Bardzo mi się spodobało to kino. Film oparty nie na efektach a na świetnie zorganizowanej fabule. Historia wciąga , ma świetne zwroty akcji i zwyczajnie potrafi zaskakiwać. 8/10 warto obejrzeć.
film dobry ale UWAGA SPOILER niestety jakieś 20min przed końcem domyśliłem się, że prawniczka tak naprawdę pomaga ojcu zabitego chłopaka i popsułem sobie całe zakończenie:(
Czemu popsułeś sobie? Ja też tak pomyślałem, a przecież "pomagać ojcu" a "być samą matką" to nie to samo.... Bombę na zakończenie miałem i tak:-)
Mysle, ze domyslenie sie widza było tu efektem zamierzonym.
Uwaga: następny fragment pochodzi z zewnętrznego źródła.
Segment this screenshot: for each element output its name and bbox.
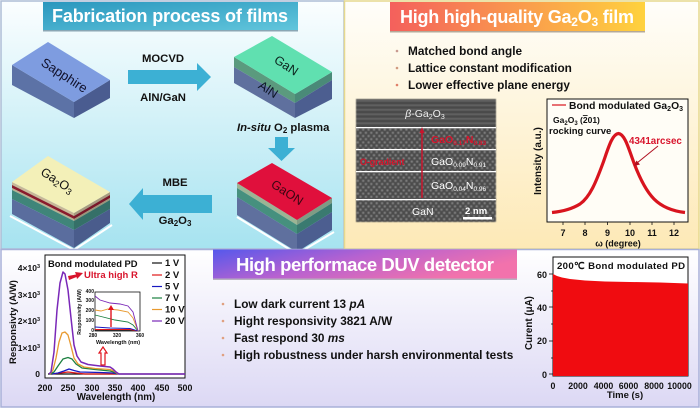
inset chart: 280-360 nm: 320: [113, 333, 121, 339]
inset chart: 280-360 nm: Wavelength (nm): [96, 340, 140, 346]
inset chart: 280-360 nm: [77, 289, 144, 346]
label: Ga2O3 source: Ga: [159, 215, 174, 227]
image: TEM lattice micrograph: 3: [441, 114, 445, 121]
image: TEM lattice micrograph: β-Ga: [405, 108, 429, 120]
block: Ga2O3 film stack: Ga: [38, 165, 60, 186]
annotation: crystal plane: 2: [564, 121, 568, 127]
annotation: FWHM value: 4341arcsec: [629, 136, 682, 147]
y ticks: [549, 274, 553, 374]
bullet list: detector metrics: Hight responsivity 3821 A/W: [234, 314, 393, 328]
y tick labels: 3: [37, 317, 40, 323]
arrow: MBE: [129, 188, 212, 220]
x tick labels: 8000: [644, 381, 664, 391]
y tick labels: 40: [537, 303, 547, 313]
x tick labels: 11: [647, 228, 657, 238]
image: TEM lattice micrograph: O: [433, 108, 441, 120]
y tick labels: 0: [542, 370, 547, 380]
x tick labels: 200: [38, 383, 52, 393]
heading: high-quality film: 3: [591, 15, 598, 29]
heading: high-quality film: High high-quality Ga: [400, 7, 572, 27]
x tick labels: 500: [178, 383, 192, 393]
arrow: peak pointer: [68, 272, 83, 280]
heading: DUV detector: High performace DUV detector: [236, 254, 494, 275]
bullet list: film properties: [396, 44, 572, 92]
x tick labels: 0: [551, 381, 556, 391]
block: Ga2O3 film stack: O: [56, 177, 72, 194]
inset chart: 280-360 nm: 300: [86, 298, 94, 304]
x tick labels: 450: [155, 383, 169, 393]
image: TEM lattice micrograph: 0.83: [473, 140, 486, 147]
image: TEM lattice micrograph: GaN: [412, 206, 434, 218]
heading: fabrication process: Fabrication process of films: [52, 6, 288, 26]
bullet list: detector metrics: High robustness under harsh environmental tests: [234, 348, 514, 362]
inset chart: 280-360 nm: 360: [136, 333, 144, 339]
x tick labels: 7: [560, 228, 566, 238]
chart: responsivity spectra: [8, 255, 192, 403]
bullet list: film properties: Lattice constant modification: [408, 61, 572, 75]
y axis title: Intensity (a.u.): [533, 127, 544, 195]
panel: high performance DUV detector: [1, 250, 699, 407]
inset chart: 280-360 nm: 280: [89, 333, 97, 339]
label: ultra high R: Ultra high R: [84, 270, 138, 281]
y tick labels: 60: [537, 270, 547, 280]
image: TEM lattice micrograph: N: [466, 156, 473, 168]
block: Ga2O3 film stack: 3: [64, 186, 74, 197]
x tick labels: 250: [61, 383, 75, 393]
bullet list: detector metrics: Fast respond 30 ms: [234, 331, 345, 345]
heading: high-quality film: film: [598, 7, 634, 27]
label: MOCVD: MOCVD: [142, 53, 184, 65]
x tick labels: 400: [131, 383, 145, 393]
heading: high-quality film: O: [578, 7, 592, 27]
legend: bias voltages: [152, 258, 185, 327]
annotation: rocking curve: rocking curve: [549, 126, 611, 137]
image: TEM lattice micrograph: 2 nm: [465, 206, 487, 217]
legend: bond modulated: [552, 101, 683, 113]
label: Ga2O3 source: 2: [174, 219, 179, 228]
legend: bond modulated: O: [671, 101, 679, 112]
axis ticks: [563, 222, 674, 225]
rocking curve line: [552, 134, 685, 212]
inset chart: 280-360 nm: 400: [86, 289, 94, 295]
block: GaON: GaON: [269, 177, 306, 208]
x tick labels: 9: [605, 228, 610, 238]
label: in-situ O2 plasma: plasma: [287, 122, 330, 134]
x tick labels: 300: [85, 383, 99, 393]
inset chart: 280-360 nm: 200: [86, 308, 94, 314]
legend: bias voltages: 1 V: [165, 258, 180, 269]
block: GaON: [237, 163, 334, 254]
image: TEM lattice micrograph: 0.91: [473, 162, 486, 169]
x tick labels: 2000: [568, 381, 588, 391]
arrow: MOCVD: [128, 63, 211, 91]
x tick labels: 4000: [594, 381, 613, 391]
x axis title: Wavelength (nm): [77, 392, 155, 403]
annotation: crystal plane: (: [578, 115, 583, 125]
image: TEM lattice micrograph: 0.09: [453, 162, 466, 169]
current area fill: [553, 274, 688, 376]
x axis title: Time (s): [607, 390, 643, 401]
image: TEM lattice micrograph: N: [466, 180, 473, 192]
legend: bias voltages: 7 V: [165, 293, 180, 304]
image: TEM lattice micrograph: 2: [429, 114, 433, 121]
y axis title: Curent (μA): [524, 296, 535, 350]
x tick labels: 10000: [667, 381, 692, 391]
inset chart: 280-360 nm: 0: [91, 328, 94, 334]
label: condition: 200℃ Bond modulated PD: [557, 261, 685, 272]
label: Ga2O3 source: 3: [187, 219, 192, 228]
inset chart: 280-360 nm: Responsivity (A/W): [77, 289, 83, 335]
legend: bias voltages: 2 V: [165, 270, 180, 281]
bullet list: detector metrics: [222, 297, 514, 362]
annotation: crystal plane: 201): [583, 115, 600, 125]
x tick labels: [560, 228, 679, 238]
chart: current stability at 200 C: [524, 257, 692, 401]
label: Ga2O3 source: O: [178, 215, 187, 227]
arrow: FWHM pointer: [634, 146, 658, 166]
y tick labels: 3: [37, 291, 40, 297]
x tick labels: [38, 383, 192, 393]
label: chart title: Bond modulated PD: [48, 258, 138, 269]
block: sapphire: Sapphire: [39, 55, 90, 96]
label: in-situ O2 plasma: In-situ O: [237, 122, 283, 134]
y tick labels: 20: [537, 336, 547, 346]
chart: rocking curve: [533, 99, 688, 248]
legend: bond modulated: 3: [679, 106, 683, 113]
image: TEM lattice micrograph: GaO: [431, 156, 453, 168]
heading: fabrication process: [43, 2, 298, 32]
block: GaN on AlN: AlN: [256, 78, 280, 101]
block: GaN on AlN: GaN: [272, 53, 301, 79]
image: TEM lattice micrograph: [356, 99, 496, 222]
y tick labels: 4×10: [18, 263, 37, 273]
y tick labels: 0: [35, 369, 40, 379]
x tick labels: 10: [625, 228, 635, 238]
annotation: crystal plane: Ga: [553, 115, 564, 125]
image: TEM lattice micrograph: 0.04: [453, 186, 466, 193]
legend: bond modulated: 2: [667, 106, 671, 113]
arrow: zoom to inset: [99, 347, 107, 365]
legend: bias voltages: 10 V: [165, 304, 185, 316]
heading: DUV detector: [213, 250, 517, 280]
arrow: O2 plasma step: [268, 137, 295, 161]
spectra curves: [48, 272, 185, 374]
x tick labels: 12: [669, 228, 679, 238]
annotation: crystal plane: O: [568, 115, 575, 125]
panel: high-quality Ga2O3 film: [344, 1, 699, 249]
x tick labels: 8: [582, 228, 588, 238]
x axis title: ω (degree): [595, 238, 641, 248]
image: TEM lattice micrograph: GaO: [431, 180, 453, 192]
x tick labels: 350: [108, 383, 122, 393]
label: in-situ O2 plasma: 2: [283, 126, 288, 135]
image: TEM lattice micrograph: N: [466, 134, 473, 146]
block: GaN on AlN: [234, 36, 332, 118]
x tick labels: [551, 381, 692, 391]
image: TEM lattice micrograph: 0.96: [473, 186, 486, 193]
y axis title: Responsivty (A/W): [8, 280, 19, 364]
heading: high-quality film: 2: [571, 15, 578, 29]
y tick labels: 2×10: [18, 316, 37, 326]
image: TEM lattice micrograph: GaO: [431, 134, 453, 146]
y tick labels: 1×10: [18, 343, 37, 353]
label: MBE: MBE: [162, 177, 188, 189]
image: TEM lattice micrograph: O-gradient: [360, 157, 405, 167]
legend: bias voltages: 20 V: [165, 316, 185, 327]
y tick labels: [537, 270, 547, 380]
annotation: crystal plane: 3: [574, 121, 578, 127]
block: Ga2O3 film stack: [10, 156, 112, 250]
legend: bond modulated: Bond modulated Ga: [569, 101, 667, 112]
inset chart: 280-360 nm: 100: [86, 318, 94, 324]
x tick labels: 6000: [619, 381, 638, 391]
panel: fabrication process of films: [1, 1, 344, 254]
block: sapphire: [12, 42, 110, 118]
bullet list: detector metrics: Low dark current 13 pA: [234, 297, 365, 311]
heading: high-quality film: [390, 2, 645, 32]
y tick labels: [18, 263, 40, 379]
y tick labels: 3: [37, 264, 40, 270]
y tick labels: 3: [37, 344, 40, 350]
bullet list: film properties: Lower effective plane energy: [408, 78, 570, 92]
bullet list: film properties: Matched bond angle: [408, 44, 522, 58]
label: AlN/GaN: AlN/GaN: [140, 92, 186, 104]
y tick labels: 3×10: [18, 290, 37, 300]
image: TEM lattice micrograph: 0.17: [453, 140, 466, 147]
block: Ga2O3 film stack: 2: [52, 178, 61, 189]
legend: bias voltages: 5 V: [165, 282, 180, 292]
Dopiero pod koniec filmu dochodzi do Ciebie, ze jakkolwiek dobrym aktorem byś nie był, kiedy dowiadujesz się, ze Twoje dziecko nie żyje, choć można było je uratować a na to wszystko stoisz twarzą w twarz z wyrafinowanym morderca - nie sposób ukryć emocji. Film genialny.
Już wcześniej było widać.
SPOILERUJĘ, CZYTASZ NA WŁASNĄ ODPOWIEDZIALNOŚĆ
Prawniczka zaczęła się wydawać "podejrzana" w momencie kiedy - w odróżnieniu od jej poprzedniego kompleksowego i złożonego, wielowarstwowego rozumowania - nagle pada naiwniutki pomysł podrzucenia czegoś należącego do Laury do zatopionego samochodu, po to, żeby wrobić denatkę. Wtedy już nie można mieć wątpliwości, że interesuje ją tylko miejsce ukrycia ciała. Potem, troszkę zbyt długo i zbyt zachłannie wpatruje się w mapkę z iksikiem. No i na końcu, jej twarz, kiedy dowiaduje się, że syn jeszcze żył kiedy auto wpadało do wody.
KONIEC SPOILERA
Ogólnie film świetny, zwłaszcza, że była to typowa sztuka teatralna, bardzo ładnie sfabularyzowana. Cudowne aktorstwo, zwłaszcza pani prawnik. Prawdziwie grecka tragedia, świetnie trzymająca w napięciu, od początku do końca!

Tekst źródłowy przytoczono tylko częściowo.